Millward Brown polled 1,416 Internet users over a week in January.
This push to understand Internet usage during different dayparts adds to a growing pile of daypart research from publishers, including studies by the Newspaper Association of America, Forbes.com, washingtonpost.com and the Wall Street Journal Online.
While the online publishing industry seems to agree on the importance of dayparts for drawing more spending from traditional advertisers, it has not come up with a standard way of breaking up the day. The OPA took a stab at this in February with the release of a set of five distinct dayparts for Internet activity. Yet the Millward Brown study uses TV’s approach, breaking up the day into eight parts.
“It was more a matter of convenience and mapping the dayparts as people see them,” Zimbalist said. “We think that online probably does have it’s own dayparts. Until online gets to the point where it’s bought in very small chunks, I don’t think there’s a need to get any more granular.”
The OPA is not the only industry body unsure of how exactly to divide the day. The industry’s two major measurement services, ComScore Media Metrix and Nielsen//NetRatings, offer daypart measurement services with different breaks.

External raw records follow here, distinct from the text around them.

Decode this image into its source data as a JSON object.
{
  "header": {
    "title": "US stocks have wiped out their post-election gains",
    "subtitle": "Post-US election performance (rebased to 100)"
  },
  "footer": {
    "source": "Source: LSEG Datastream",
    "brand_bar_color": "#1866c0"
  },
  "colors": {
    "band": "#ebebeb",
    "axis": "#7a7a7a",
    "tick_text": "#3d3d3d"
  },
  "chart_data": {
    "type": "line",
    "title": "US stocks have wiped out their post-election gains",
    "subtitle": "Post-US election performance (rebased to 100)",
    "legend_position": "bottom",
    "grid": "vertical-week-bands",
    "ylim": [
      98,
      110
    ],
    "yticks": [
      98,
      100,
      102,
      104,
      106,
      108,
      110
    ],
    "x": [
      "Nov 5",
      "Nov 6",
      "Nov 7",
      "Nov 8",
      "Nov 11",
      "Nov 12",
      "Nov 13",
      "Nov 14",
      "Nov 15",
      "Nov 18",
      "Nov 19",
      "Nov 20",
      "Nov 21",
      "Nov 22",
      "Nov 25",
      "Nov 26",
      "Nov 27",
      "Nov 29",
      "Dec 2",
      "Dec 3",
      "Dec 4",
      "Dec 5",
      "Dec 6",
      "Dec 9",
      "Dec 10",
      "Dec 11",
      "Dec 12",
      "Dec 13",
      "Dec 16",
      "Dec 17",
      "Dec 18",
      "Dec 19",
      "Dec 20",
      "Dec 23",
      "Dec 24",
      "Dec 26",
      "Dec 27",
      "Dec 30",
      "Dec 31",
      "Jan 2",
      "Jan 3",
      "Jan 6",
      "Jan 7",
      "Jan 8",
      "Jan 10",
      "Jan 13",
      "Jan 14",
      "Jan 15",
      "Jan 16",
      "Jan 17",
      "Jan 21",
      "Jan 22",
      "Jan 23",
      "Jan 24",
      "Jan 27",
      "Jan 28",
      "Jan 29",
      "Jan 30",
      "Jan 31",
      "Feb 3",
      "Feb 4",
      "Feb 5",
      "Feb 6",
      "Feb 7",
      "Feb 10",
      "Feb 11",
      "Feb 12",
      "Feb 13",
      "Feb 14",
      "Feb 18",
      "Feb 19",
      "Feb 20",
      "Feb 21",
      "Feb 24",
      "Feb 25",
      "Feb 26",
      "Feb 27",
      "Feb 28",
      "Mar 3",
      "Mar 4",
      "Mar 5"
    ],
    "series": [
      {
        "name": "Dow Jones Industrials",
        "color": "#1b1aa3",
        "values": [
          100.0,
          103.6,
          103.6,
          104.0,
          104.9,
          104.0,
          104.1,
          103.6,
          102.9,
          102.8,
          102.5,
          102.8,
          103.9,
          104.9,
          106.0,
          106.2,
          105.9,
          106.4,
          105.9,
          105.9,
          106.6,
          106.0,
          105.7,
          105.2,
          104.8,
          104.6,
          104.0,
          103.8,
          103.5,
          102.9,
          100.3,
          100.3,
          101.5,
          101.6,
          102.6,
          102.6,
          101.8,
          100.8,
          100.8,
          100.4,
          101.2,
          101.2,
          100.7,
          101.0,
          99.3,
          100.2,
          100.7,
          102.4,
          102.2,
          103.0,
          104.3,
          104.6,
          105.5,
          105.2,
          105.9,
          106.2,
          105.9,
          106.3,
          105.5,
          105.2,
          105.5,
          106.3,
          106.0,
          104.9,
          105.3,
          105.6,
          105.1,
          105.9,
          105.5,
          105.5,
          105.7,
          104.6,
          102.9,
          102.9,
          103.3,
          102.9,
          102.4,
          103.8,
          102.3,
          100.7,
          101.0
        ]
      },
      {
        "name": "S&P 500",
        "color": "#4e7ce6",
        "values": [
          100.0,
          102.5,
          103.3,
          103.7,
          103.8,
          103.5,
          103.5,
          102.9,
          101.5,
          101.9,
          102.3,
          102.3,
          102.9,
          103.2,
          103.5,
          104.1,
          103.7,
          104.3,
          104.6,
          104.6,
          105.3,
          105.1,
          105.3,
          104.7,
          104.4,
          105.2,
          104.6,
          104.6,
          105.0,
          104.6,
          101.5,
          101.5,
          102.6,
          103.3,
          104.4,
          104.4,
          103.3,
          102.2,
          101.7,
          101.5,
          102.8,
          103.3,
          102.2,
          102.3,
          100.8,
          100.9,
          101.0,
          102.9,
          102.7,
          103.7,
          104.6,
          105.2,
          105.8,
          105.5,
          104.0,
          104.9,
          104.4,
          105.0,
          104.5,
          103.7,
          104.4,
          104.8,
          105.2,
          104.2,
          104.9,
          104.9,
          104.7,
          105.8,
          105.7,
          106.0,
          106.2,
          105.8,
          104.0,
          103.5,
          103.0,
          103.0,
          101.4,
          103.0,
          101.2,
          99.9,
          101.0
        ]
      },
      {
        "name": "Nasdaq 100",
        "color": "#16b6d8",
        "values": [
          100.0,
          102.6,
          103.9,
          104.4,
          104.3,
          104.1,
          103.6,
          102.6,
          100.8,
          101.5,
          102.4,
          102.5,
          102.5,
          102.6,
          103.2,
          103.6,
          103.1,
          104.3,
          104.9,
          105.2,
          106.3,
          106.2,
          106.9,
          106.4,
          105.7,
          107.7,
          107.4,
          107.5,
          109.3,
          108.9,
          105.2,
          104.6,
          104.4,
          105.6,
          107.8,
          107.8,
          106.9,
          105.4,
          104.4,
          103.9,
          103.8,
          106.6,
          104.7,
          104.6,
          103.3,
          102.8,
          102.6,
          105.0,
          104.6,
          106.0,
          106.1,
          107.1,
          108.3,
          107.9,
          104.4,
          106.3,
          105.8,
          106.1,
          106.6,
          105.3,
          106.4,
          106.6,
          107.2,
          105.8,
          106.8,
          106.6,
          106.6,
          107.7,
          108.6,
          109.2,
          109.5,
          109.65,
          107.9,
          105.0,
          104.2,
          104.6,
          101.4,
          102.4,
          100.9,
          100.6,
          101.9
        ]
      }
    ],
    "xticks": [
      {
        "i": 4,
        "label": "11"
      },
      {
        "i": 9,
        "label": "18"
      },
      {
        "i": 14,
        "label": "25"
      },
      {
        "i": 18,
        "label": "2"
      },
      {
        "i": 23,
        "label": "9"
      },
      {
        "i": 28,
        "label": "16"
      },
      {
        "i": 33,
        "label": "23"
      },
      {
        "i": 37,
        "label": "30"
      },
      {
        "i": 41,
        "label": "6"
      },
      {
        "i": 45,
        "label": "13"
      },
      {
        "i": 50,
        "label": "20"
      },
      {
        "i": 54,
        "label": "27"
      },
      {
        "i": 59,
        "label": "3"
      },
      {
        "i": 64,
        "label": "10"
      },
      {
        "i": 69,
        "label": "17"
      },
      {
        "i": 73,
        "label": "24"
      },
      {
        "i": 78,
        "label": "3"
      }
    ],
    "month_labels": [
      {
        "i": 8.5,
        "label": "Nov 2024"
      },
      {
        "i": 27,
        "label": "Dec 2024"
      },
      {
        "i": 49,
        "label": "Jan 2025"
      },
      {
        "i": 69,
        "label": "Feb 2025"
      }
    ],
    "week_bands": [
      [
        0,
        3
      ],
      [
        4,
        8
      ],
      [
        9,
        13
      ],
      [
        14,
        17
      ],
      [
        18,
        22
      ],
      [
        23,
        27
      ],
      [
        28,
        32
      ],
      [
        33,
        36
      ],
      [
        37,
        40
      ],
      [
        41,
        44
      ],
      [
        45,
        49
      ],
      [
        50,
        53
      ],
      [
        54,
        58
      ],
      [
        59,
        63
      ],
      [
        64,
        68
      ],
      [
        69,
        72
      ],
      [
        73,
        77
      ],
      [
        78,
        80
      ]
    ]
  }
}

Zimbalist said any industry standard would likely come from the Interactive Advertising Bureau (IAB). An IAB spokeswoman said the group has no plans to work on a standard in the next six months.
Online publishers have been on a roll of late. This past quarter, the online units of publicly traded media companies showed more solid growth, with New York Times Digital and Knight Ridder Digital both adding profits, even in the face of the war in Iraq. Some online advertising executives have said the industry fared much better than television, thanks to the flexibility it offers advertisers to easily tweak their campaigns to keep up with fast-changing events.